Dark Patterns in UX: Are You Compromising Customer Experience for Quick Wins?

May 26, 2020
By Dean Christopher,
Senior UX Designer

To maximize profits, many eCommerce companies are striving to build more customer-centric platforms where they can deliver a personalized experience that both increase the bottom line and delights customers. As a means to fast-track the conversion process, some companies may opt for a darker approach to design. This approach leverages techniques to make users do things they might not want to do—resulting in actions that benefit profits at the expense of users. These techniques are known as “dark patterns.”

Why do brands use dark patterns? Simply put, they want to nudge users toward—or away from—certain actions to gather more data, enhance sales, or beef up distribution lists. This undoubtedly can offer immediate results for some metrics, yet what’s often overlooked is the tradeoff between a quick win and long-term damage to the brand.

If your organization prioritizes quick wins with dark patterns, over building genuinely valuable customer experiences, it won’t be long before your customers catch on. Brands who employ dark patterns can be considered unethical— and it’s almost certain users affected by them will be quick to take their trust and loyalty elsewhere.

Supposing you have input on design, are a product owner, marketer, or decision-maker in your organization, try to keep an eye out for how dark patterns come into play in your next branding project, site build, or other design-related projects. It’s important to know these exist and to understand how they can compromise your overall customer experience. Think about your big-picture relationship with the client and their audience—while dark patterns may help lead to quick conversions, an honest design approach will help you to create a relationship that promotes and builds trust and loyalty with your audience.

Dark Patterns In The Wild

With that in mind, you may be surprised to find out that dark design is more prevalent than you might think. All too often these simple patterns are hidden in plain sight.
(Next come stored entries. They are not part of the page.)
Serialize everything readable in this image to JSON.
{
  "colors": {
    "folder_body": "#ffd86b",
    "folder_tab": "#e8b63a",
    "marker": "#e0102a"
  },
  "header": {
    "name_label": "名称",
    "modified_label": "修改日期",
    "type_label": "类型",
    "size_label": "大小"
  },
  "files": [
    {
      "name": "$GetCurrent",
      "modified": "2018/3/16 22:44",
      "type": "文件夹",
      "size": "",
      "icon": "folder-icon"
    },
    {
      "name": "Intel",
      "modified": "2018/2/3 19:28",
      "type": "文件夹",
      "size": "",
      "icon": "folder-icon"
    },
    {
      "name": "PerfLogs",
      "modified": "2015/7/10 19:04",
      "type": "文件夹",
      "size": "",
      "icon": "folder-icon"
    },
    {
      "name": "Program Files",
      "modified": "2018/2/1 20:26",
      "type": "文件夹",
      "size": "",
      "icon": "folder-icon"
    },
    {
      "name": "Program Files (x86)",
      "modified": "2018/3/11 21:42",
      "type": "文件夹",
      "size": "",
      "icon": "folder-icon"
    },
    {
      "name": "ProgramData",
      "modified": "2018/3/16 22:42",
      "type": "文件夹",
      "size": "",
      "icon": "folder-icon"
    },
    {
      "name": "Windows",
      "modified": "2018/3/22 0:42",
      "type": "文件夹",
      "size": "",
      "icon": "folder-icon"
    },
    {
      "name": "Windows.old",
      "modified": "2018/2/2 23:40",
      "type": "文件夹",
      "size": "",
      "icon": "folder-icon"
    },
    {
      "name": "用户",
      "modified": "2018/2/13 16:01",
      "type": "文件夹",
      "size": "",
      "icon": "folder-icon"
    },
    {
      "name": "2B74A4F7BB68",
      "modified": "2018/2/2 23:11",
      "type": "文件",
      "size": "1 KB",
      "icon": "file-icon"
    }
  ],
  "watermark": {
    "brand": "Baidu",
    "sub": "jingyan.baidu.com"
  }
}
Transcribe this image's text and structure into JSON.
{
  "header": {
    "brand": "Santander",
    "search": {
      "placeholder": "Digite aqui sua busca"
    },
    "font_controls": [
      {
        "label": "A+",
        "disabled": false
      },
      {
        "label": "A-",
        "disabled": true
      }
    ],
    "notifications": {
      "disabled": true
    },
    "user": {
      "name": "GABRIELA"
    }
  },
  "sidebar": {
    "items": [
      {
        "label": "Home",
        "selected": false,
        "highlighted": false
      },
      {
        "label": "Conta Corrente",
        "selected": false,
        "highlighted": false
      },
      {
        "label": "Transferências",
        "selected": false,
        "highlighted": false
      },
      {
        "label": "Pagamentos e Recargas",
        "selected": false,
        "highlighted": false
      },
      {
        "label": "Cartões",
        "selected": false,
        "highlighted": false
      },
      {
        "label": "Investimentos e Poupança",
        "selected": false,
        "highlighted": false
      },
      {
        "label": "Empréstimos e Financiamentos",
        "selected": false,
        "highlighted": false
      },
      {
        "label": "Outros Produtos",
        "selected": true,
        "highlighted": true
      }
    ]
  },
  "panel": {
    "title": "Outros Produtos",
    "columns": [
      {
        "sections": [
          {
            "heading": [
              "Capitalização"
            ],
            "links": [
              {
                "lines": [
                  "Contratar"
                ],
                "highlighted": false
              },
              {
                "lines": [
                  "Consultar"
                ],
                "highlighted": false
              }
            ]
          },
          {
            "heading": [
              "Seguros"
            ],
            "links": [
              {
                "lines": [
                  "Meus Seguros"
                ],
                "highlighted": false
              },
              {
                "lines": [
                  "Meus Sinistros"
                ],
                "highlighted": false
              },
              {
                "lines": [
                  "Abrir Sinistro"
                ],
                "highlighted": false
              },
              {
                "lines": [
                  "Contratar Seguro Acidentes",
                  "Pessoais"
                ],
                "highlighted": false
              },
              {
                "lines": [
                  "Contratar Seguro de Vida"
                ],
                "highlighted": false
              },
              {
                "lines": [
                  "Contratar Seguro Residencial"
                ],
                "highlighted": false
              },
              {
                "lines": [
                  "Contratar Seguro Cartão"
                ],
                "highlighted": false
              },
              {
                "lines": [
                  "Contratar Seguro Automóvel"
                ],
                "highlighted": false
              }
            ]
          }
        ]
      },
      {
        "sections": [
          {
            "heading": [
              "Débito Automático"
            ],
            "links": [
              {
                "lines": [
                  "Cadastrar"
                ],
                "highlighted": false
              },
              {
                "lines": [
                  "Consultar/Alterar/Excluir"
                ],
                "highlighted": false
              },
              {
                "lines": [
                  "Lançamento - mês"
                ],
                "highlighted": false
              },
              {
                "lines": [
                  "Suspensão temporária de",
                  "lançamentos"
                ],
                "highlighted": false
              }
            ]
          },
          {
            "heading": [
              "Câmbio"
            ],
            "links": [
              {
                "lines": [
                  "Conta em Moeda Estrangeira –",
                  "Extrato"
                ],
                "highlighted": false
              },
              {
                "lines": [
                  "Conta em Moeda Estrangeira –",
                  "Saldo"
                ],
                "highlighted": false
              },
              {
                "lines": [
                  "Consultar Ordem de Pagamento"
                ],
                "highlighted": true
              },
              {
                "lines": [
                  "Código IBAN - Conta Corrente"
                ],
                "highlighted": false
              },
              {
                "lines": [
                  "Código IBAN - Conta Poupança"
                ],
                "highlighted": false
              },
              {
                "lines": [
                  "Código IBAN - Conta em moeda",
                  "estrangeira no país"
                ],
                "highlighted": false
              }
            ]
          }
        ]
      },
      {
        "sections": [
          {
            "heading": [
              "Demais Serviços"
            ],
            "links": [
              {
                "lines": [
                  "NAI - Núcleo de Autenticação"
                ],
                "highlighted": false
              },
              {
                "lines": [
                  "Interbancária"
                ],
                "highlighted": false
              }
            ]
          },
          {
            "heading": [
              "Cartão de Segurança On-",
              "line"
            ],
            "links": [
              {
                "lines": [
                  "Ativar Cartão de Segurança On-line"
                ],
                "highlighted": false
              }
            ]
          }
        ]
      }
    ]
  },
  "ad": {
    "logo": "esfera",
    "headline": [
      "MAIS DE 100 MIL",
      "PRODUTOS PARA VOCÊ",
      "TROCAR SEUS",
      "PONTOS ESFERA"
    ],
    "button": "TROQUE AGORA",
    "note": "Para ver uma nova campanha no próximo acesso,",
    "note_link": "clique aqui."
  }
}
Let’s take a quick look at a few common dark patterns to keep an eye out for, and a few takes on how we can make them better.

Sneak Into the Basket

During the checkout process, you may have come across an item in your cart that you didn’t put there. The sneak-into-basket pattern works in one of two ways—either by adding additional items or services by default, or getting the user to add an item to their cart that they didn’t want.

image showing the dark pattern tactic, sneak into basket

In this example from a web domain provider the subscription is defaulting to five years rather than one, and a Domain Name Privacy product is added by default for an extra $49.95.

As an alternative to sneaking an item into a user’s cart, consider surfacing a “recommended item” based on what’s already been added to the cart. This is a subtle way to upsell without being nearly as invasive as the “sneak into basket” pattern.

Hidden Costs

We’ve all been in a situation where we add an item to our cart, begin the checkout process only to be saddened, frustrated, or annoyed by a handful of fees that were added to your total at the very last minute. This is known as the “slow prices reveal” and are commonly used on many flower delivery sites, for example, where charges are added to the total after a user agrees on the initial cost for the floral arrangement.

This dark pattern is generally very successful because of the fact that even though users will not like that the price has changed, they complete the purchase anyway given all the time and effort that’s already been invested in the purchase process. 

image showing an example of a checkout before the hidden costs are displayed

In this online florist example, the item price is listed as $79 in the cart before checkout. 

image showing the dark pattern tactic, hidden costs, after the costs are shown on the checkout page

During the last step of checkout added fees for vases, delivery, and tax are added. 

A better approach is to always be transparent with your customer. Additional costs such as shipping, delivery fees, and surcharges often cannot be avoided. When they are required, these additional costs should be highlighted to users long before the final purchase stage. Doing so builds trust with the customer early on, ensures transparency, and ultimately leaves them feeling confident about their purchase.

Comparison Prevention

When it comes to making any sort of purchase, it’s always a good feeling to know the decision you made was informed based on the data available to you. With the comparison prevention pattern, online retailers and subscription-based services make it hard for the user to compare the price of one item with another. This pattern is common on subscription services plans that offer different bundling options. It’s also seen frequently on grocery sites where they change the way prices are displayed for the same type of item, for example by weight then by quantity. As a result, customers are not provided with all the information they need to make an informed decision.

image displaying the Comparison Prevention dark pattern tactic

In this example from a professional networking site, the different plans and features are displayed side-by-side, however, pricing is not visible until clicking into a "Select plan."  

A better solution will always end with the customer feeling good about their purchase decision. While it’s certainly good practice to highlight items based on promotions, best sellers, etc. it’s critical that the customer is able to understand the options available to them. Leaving them with uncertainty can result in not making a purchase at all, or having buyers remorse when it’s too late.

What Matters Most

Although dark patterns are proven to produce short-term gains for the business, it’s what happens in the long run that matters most. Honest design is paramount as it ensures positive associations with the brand, builds trust, and makes it almost certain that the user will return. Designing for experiences that are transparent, unambiguous, and easy for the user to take their intended course of action is the recipe for success.